Solar, wind, geothermal, and biomass energy are used in about 2 percent of total U.S. electricity generation and are expected to produce only 2.8 percent by 2020. The use of renewable energy and forecasts of its growth are low because the cost of renewable energy-fired electricity is greater than that of its main competitor, combined-cycle natural gas. Few analysts believe that this will change any time soon.

Renewable energy sources are also capital intensive compared with combined-cycle natural gas. In deregulated electricity markets, investors lack any guarantee that capital costs will be recovered from customers. Accordingly, investors favor technologies that have higher marginal but lower capital costs, such as combined-cycle natural gas.

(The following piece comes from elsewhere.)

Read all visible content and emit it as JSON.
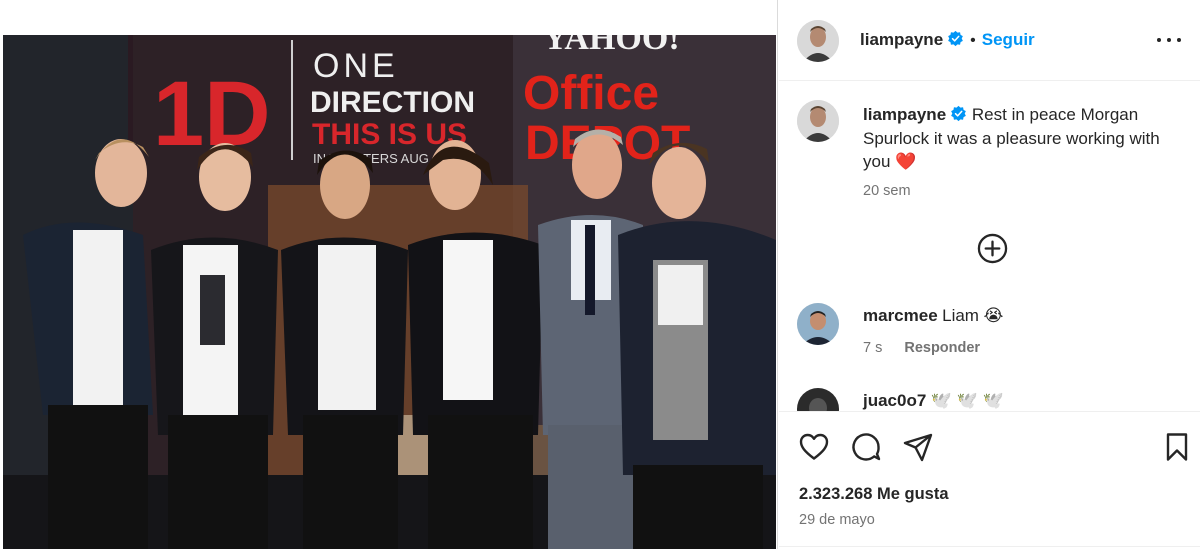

Advocates of renewable energy argue that the demand for renewables would rise if conventionally generated electricity were priced to reflect its pollution costs. But a reasonable interpretation of the evidence suggests that the additional cost of further pollution reduction would exceed the additional health benefits. Even if current regulatory costs are insufficiently reflective of true environmental costs, “getting prices right” will not significantly affect consumer choices of fuel. For example, reducing emissions of nitrogen oxides and sulfur dioxide by 75 percent below 1997 levels would increase electricity prices by only about 1 percent, too little to trigger a shift from coal or natural gas to renewable energy.

Cracking down on greenhouse gas emissions to comply with the Kyoto Protocol would provide economic help for renewable energy technologies, but such initiatives would result in only a 7 percent market share for renewable energy and a 43 percent increase in electricity prices in return for benefits that are still very uncertain.